We wrote last week about ‘anthropological intelligence’ and its often-underrated role in solving global problems. And this week, we’re asking: how might that kind of deep, curious listening help businesses address one of the murkier areas of sustainability? 

In our experience, the ‘social’ part of ‘environmental, social and governance’ tends to be the least well understood dimension. What’s more, the tools used to measure it often seem to be the opposite of ‘social’. Auditing software, large-scale quantitative surveys and chunky databases abound, particularly when it comes to measuring a business’ impact on suppliers and supply chain workers. Such tools are an important first step, of course, but the multi-layered and complex nature of global supply chains combined with these quantitative auditing methods can often leave businesses with little or no understanding of the humans sitting on the other side. 

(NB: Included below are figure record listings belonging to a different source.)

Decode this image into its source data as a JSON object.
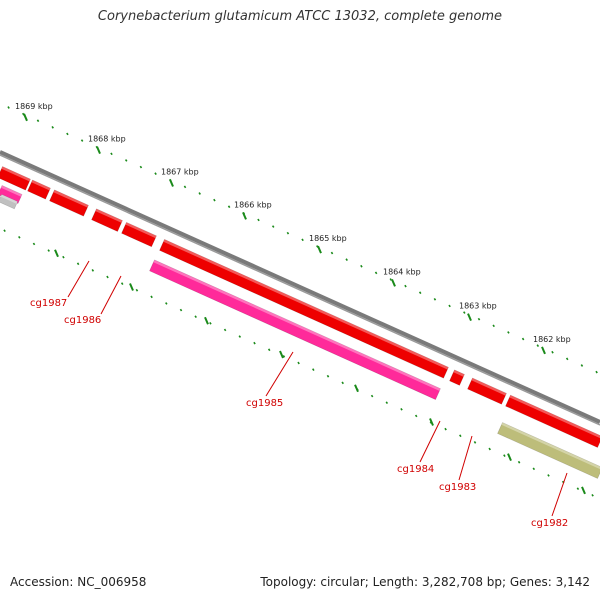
{
  "title": "Corynebacterium glutamicum ATCC 13032, complete genome",
  "footer": {
    "accession": "Accession: NC_006958",
    "summary": "Topology: circular; Length: 3,282,708 bp; Genes: 3,142"
  },
  "colors": {
    "backbone": "#7a7a7a",
    "forward_gene": "#ee0000",
    "reverse_gene": "#ff2a9a",
    "other_gene": "#bdbd7a",
    "grey_gene": "#c0c0c0",
    "tick": "#1a8a1a",
    "label": "#d00000"
  },
  "ruler": [
    {
      "id": "1869",
      "label": "1869 kbp"
    },
    {
      "id": "1868",
      "label": "1868 kbp"
    },
    {
      "id": "1867",
      "label": "1867 kbp"
    },
    {
      "id": "1866",
      "label": "1866 kbp"
    },
    {
      "id": "1865",
      "label": "1865 kbp"
    },
    {
      "id": "1864",
      "label": "1864 kbp"
    },
    {
      "id": "1863",
      "label": "1863 kbp"
    },
    {
      "id": "1862",
      "label": "1862 kbp"
    }
  ],
  "genes": [
    {
      "id": "cg1987",
      "label": "cg1987"
    },
    {
      "id": "cg1986",
      "label": "cg1986"
    },
    {
      "id": "cg1985",
      "label": "cg1985"
    },
    {
      "id": "cg1984",
      "label": "cg1984"
    },
    {
      "id": "cg1983",
      "label": "cg1983"
    },
    {
      "id": "cg1982",
      "label": "cg1982"
    }
  ]
}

Enter: researcher and friend of Good Business, Nadine Rose. Instead of relying solely on audits and questionnaires, Nadine’s research involves open, detailed interviews with the workers providing the goods to major global businesses. And rather than relying on closed questions to generate the binary responses that supplier assessments generally require, the interviews are designed to find out what workers need from the businesses they’re supplying to – often straightforward, practical things that a traditional audit process would never reveal. 

It’s a revolutionary approach, but also a simple one. Audits are a useful tool for getting better supply chain oversight, but they can’t be an end in themselves. Ultimately, the route to being a socially responsible business has to be viewing everyone you impact – whether employees, customers, suppliers or workers as people, not just numbers.